Agnelli was named senator for life in 1991 and subscribed to
the independent parliamentary group; he was later named a member of the
senate's defence commission.
In the early 2000s, Agnelli made overtures to General Motors
resulting in an agreement under which General Motors progressively became
involved in Fiat. The recent serious crisis of Fiat found Agnelli already
fighting against cancer, and he could take little part in these events.
Agnelli was also closely connected with Juventus, the most
renowned Italian football club,[8] of which he was a fan and the direct owner.
His phone calls, every morning at 6 am, from wherever he was, whatever was he
doing, to the club's president Giampiero Boniperti, were legendary.
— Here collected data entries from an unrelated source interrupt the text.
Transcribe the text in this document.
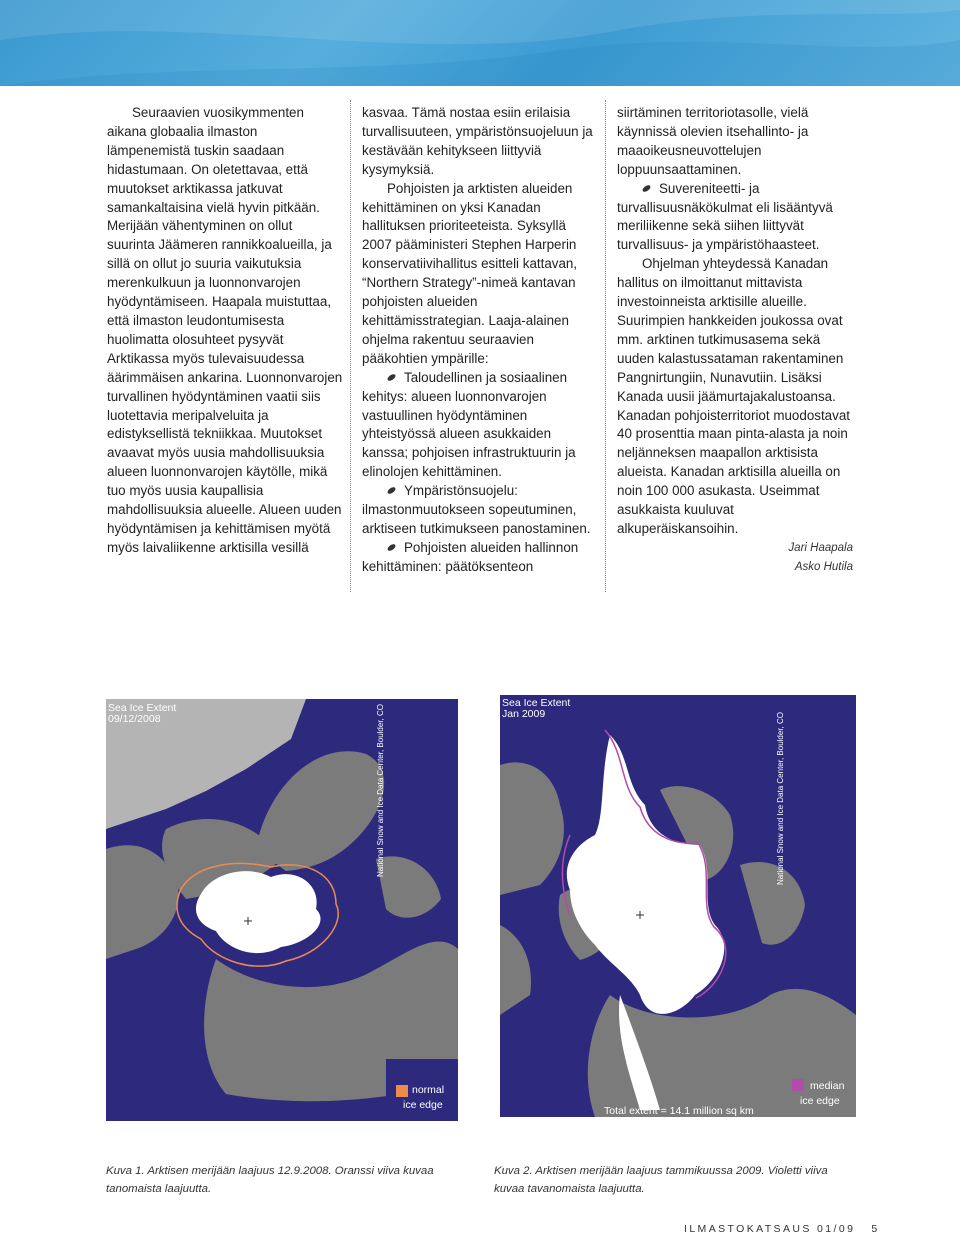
Seuraavien vuosikymmenten aikana globaalia ilmaston lämpenemistä tuskin saadaan hidastumaan. On oletettavaa, että muutokset arktikassa jatkuvat samankaltaisina vielä hyvin pitkään. Merijään vähentyminen on ollut suurinta Jäämeren rannikkoalueilla, ja sillä on ollut jo suuria vaikutuksia merenkulkuun ja luonnonvarojen hyödyntämiseen. Haapala muistuttaa, että ilmaston leudontumisesta huolimatta olosuhteet pysyvät Arktikassa myös tulevaisuudessa äärimmäisen ankarina. Luonnonvarojen turvallinen hyödyntäminen vaatii siis luotettavia meripalveluita ja edistyksellistä tekniikkaa. Muutokset avaavat myös uusia mahdollisuuksia alueen luonnonvarojen käytölle, mikä tuo myös uusia kaupallisia mahdollisuuksia alueelle. Alueen uuden hyödyntämisen ja kehittämisen myötä myös laivaliikenne arktisilla vesillä

kasvaa. Tämä nostaa esiin erilaisia turvallisuuteen, ympäristönsuojeluun ja kestävään kehitykseen liittyviä kysymyksiä.

Pohjoisten ja arktisten alueiden kehittäminen on yksi Kanadan hallituksen prioriteeteista. Syksyllä 2007 pääministeri Stephen Harperin konservatiivihallitus esitteli kattavan, “Northern Strategy”-nimeä kantavan pohjoisten alueiden kehittämisstrategian. Laaja-alainen ohjelma rakentuu seuraavien pääkohtien ympärille:

Taloudellinen ja sosiaalinen kehitys: alueen luonnonvarojen vastuullinen hyödyntäminen yhteistyössä alueen asukkaiden kanssa; pohjoisen infrastruktuurin ja elinolojen kehittäminen.

Ympäristönsuojelu: ilmastonmuutokseen sopeutuminen, arktiseen tutkimukseen panostaminen.

Pohjoisten alueiden hallinnon kehittäminen: päätöksenteon

siirtäminen territoriotasolle, vielä käynnissä olevien itsehallinto- ja maaoikeusneuvottelujen loppuunsaattaminen.

Suvereniteetti- ja turvallisuusnäkökulmat eli lisääntyvä meriliikenne sekä siihen liittyvät turvallisuus- ja ympäristöhaasteet.

Ohjelman yhteydessä Kanadan hallitus on ilmoittanut mittavista investoinneista arktisille alueille. Suurimpien hankkeiden joukossa ovat mm. arktinen tutkimusasema sekä uuden kalastussataman rakentaminen Pangnirtungiin, Nunavutiin. Lisäksi Kanada uusii jäämurtajakalustoansa. Kanadan pohjoisterritoriot muodostavat 40 prosenttia maan pinta-alasta ja noin neljänneksen maapallon arktisista alueista. Kanadan arktisilla alueilla on noin 100 000 asukasta. Useimmat asukkaista kuuluvat alkuperäiskansoihin.

Jari Haapala

Asko Hutila

Sea Ice Extent
09/12/2008	National Snow and Ice Data Center, Boulder, CO
normal
ice edge
Sea Ice Extent
Jan 2009	National Snow and Ice Data Center, Boulder, CO
median
ice edge
Total extent = 14.1 million sq km
Kuva 1. Arktisen merijään laajuus 12.9.2008. Oranssi viiva kuvaa tanomaista laajuutta.
Kuva 2. Arktisen merijään laajuus tammikuussa 2009. Violetti viiva kuvaa tavanomaista laajuutta.
ILMASTOKATSAUS 01/09 5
Nicknamed L'Avvocato ("The Lawyer") because he had
a degree in law (though he was never admitted to the Order of Lawyers), Agnelli
was the most important figure in Italian economy, the symbol of capitalism
throughout the second half of 20th century, and regarded by many as the true
"King of Italy". A cultivated man of keen intelligence and a peculiar
sense of humour, he was perhaps the most famous Italian abroad, forming deep
relationships with international bankers and politicians, largely through the
Bilderberg Group, whose conferences he attended regularly since 1958. Some of
the other Bilderberg regulars became close friends, among them Henry Kissinger.
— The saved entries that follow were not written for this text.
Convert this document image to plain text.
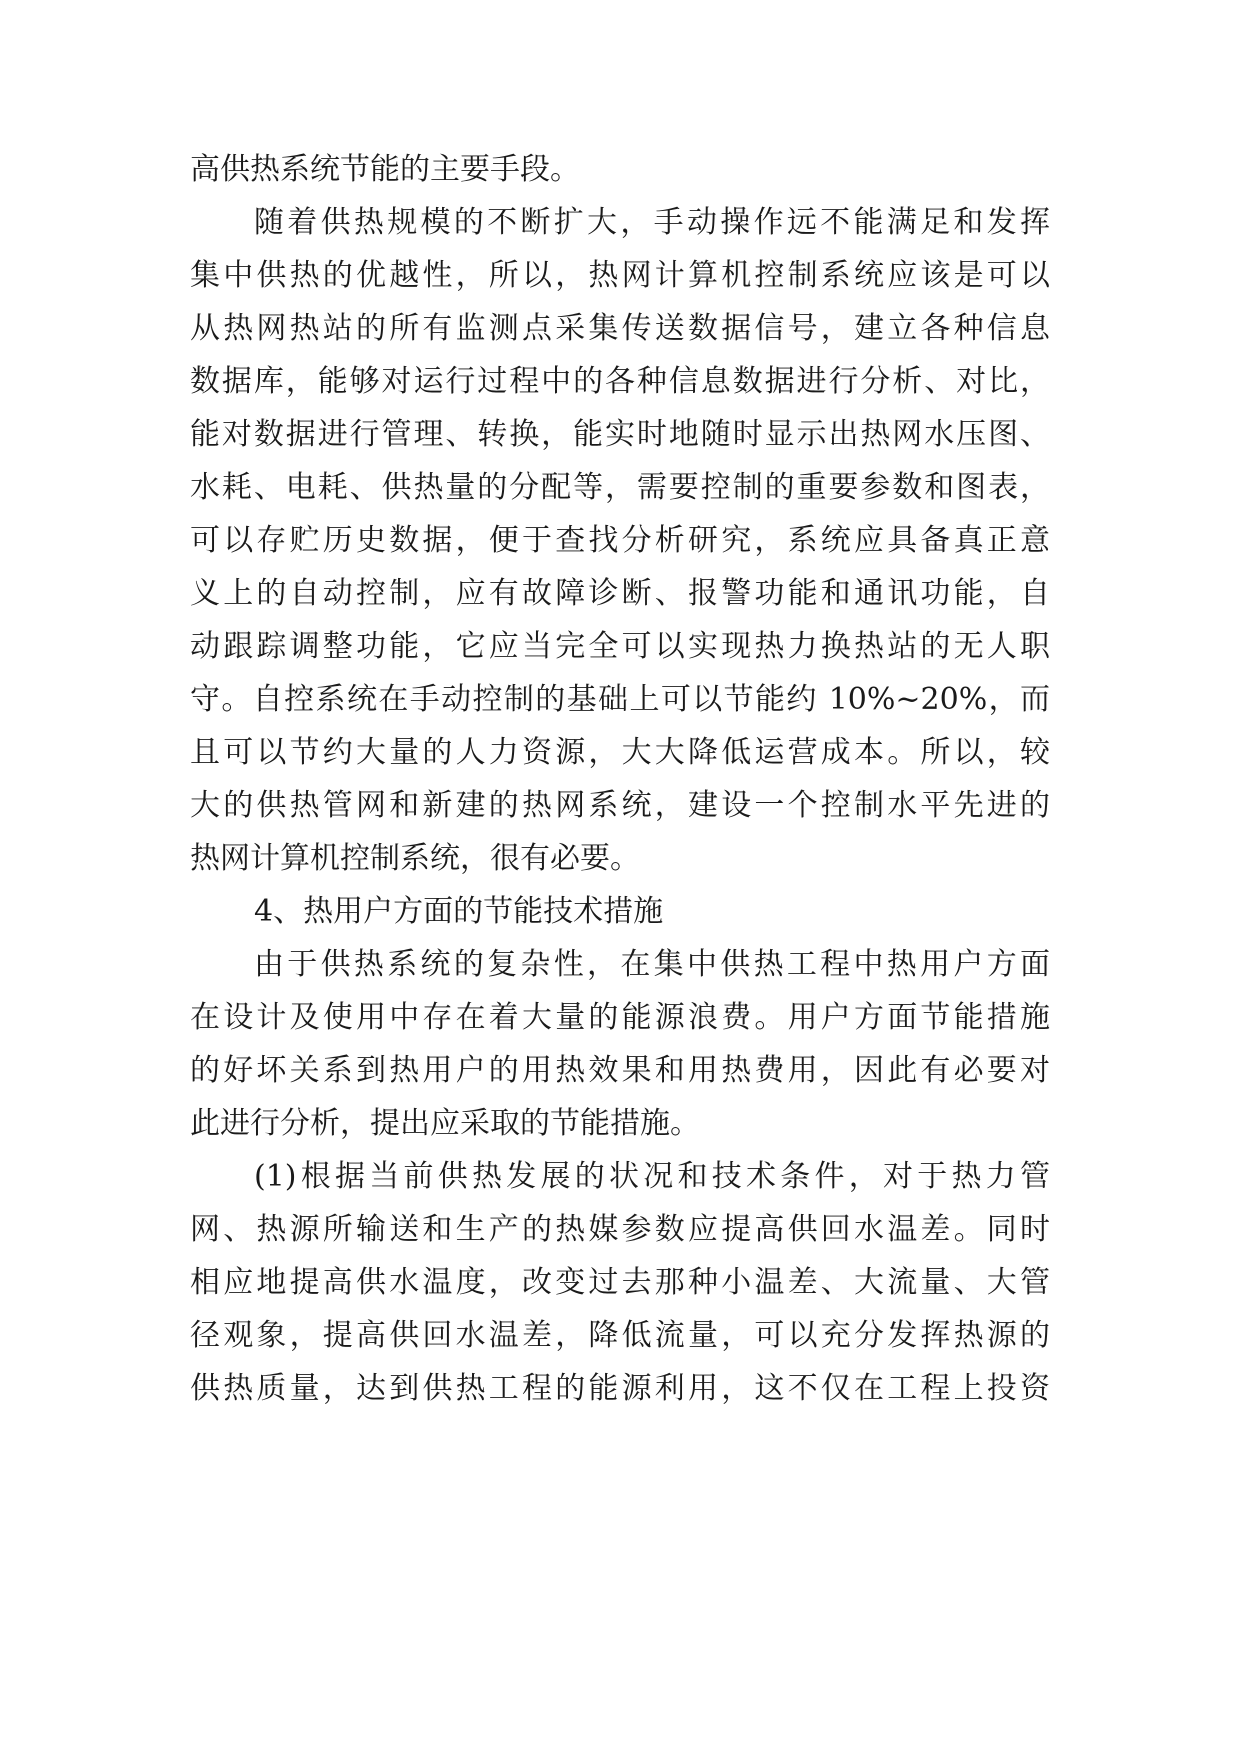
高供热系统节能的主要手段。
随着供热规模的不断扩大，手动操作远不能满足和发挥
集中供热的优越性，所以，热网计算机控制系统应该是可以
从热网热站的所有监测点采集传送数据信号，建立各种信息
数据库，能够对运行过程中的各种信息数据进行分析、对比，
能对数据进行管理、转换，能实时地随时显示出热网水压图、
水耗、电耗、供热量的分配等，需要控制的重要参数和图表，
可以存贮历史数据，便于查找分析研究，系统应具备真正意
义上的自动控制，应有故障诊断、报警功能和通讯功能，自
动跟踪调整功能，它应当完全可以实现热力换热站的无人职
守。自控系统在手动控制的基础上可以节能约 10%~20%，而
且可以节约大量的人力资源，大大降低运营成本。所以，较
大的供热管网和新建的热网系统，建设一个控制水平先进的
热网计算机控制系统，很有必要。
4、热用户方面的节能技术措施
由于供热系统的复杂性，在集中供热工程中热用户方面
在设计及使用中存在着大量的能源浪费。用户方面节能措施
的好坏关系到热用户的用热效果和用热费用，因此有必要对
此进行分析，提出应采取的节能措施。
(1)根据当前供热发展的状况和技术条件，对于热力管
网、热源所输送和生产的热媒参数应提高供回水温差。同时
相应地提高供水温度，改变过去那种小温差、大流量、大管
径观象，提高供回水温差，降低流量，可以充分发挥热源的
供热质量，达到供热工程的能源利用，这不仅在工程上投资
Another longtime associate was David Rockefeller (yet another Bilderberg
regular), who appointed him to the International Advisory Committee (IAC) of
Chase Manhattan Bank, of which Rockefeller was chairman; Agnelli sat on this
committee for thirty years. He was also a member of a syndicate with
Rockefeller that for a time in the 1980s owned Rockefeller Center.
Later life and death
Agnelli stepped down in 1996, but stayed on as honorary
chairman until his death. Giovanni Alberto Agnelli, the son of Gianni's younger
brother, Umberto Agnelli, died of a rare form of cancer in 1997 at age 33 while
he was being groomed by his uncle to head the Fiat Group. John Elkann, the son
of Gianni and Marella's daughter, Margherita, was expected to take over Fiat
after Gianni's death. However, Umberto became chairman, taking over from Paolo
Fresco. Fresco had diversified the Group's holdings, but Umberto refocused its
activities on its auto and mechanics division. He then brought in Giuseppe
Morchio to mastermind a rescue strategy for the company. Morchio was expected
to continue to run the Fiat Group as it attempted to claw its way out of its
latest financial crisis. However, upon Umberto's death, Ferrari chairman Luca
Cordero di Montezemolo was named chairman, with Elkann as vice chairman;
Morchio immediately offered his resignation. His successor Sergio Marchionne
was an expert of reorganisation who between 2002 and 2004 led the Swiss
certification company Societé Générale de Surveillance (SGS).
Gianni Agnelli died in 2003 of prostate cancer at age 81 in
Turin.
Fiat-owned Scuderia Ferrari named their 2003 F1 contender
the F2003-GA, in tribute to Agnelli.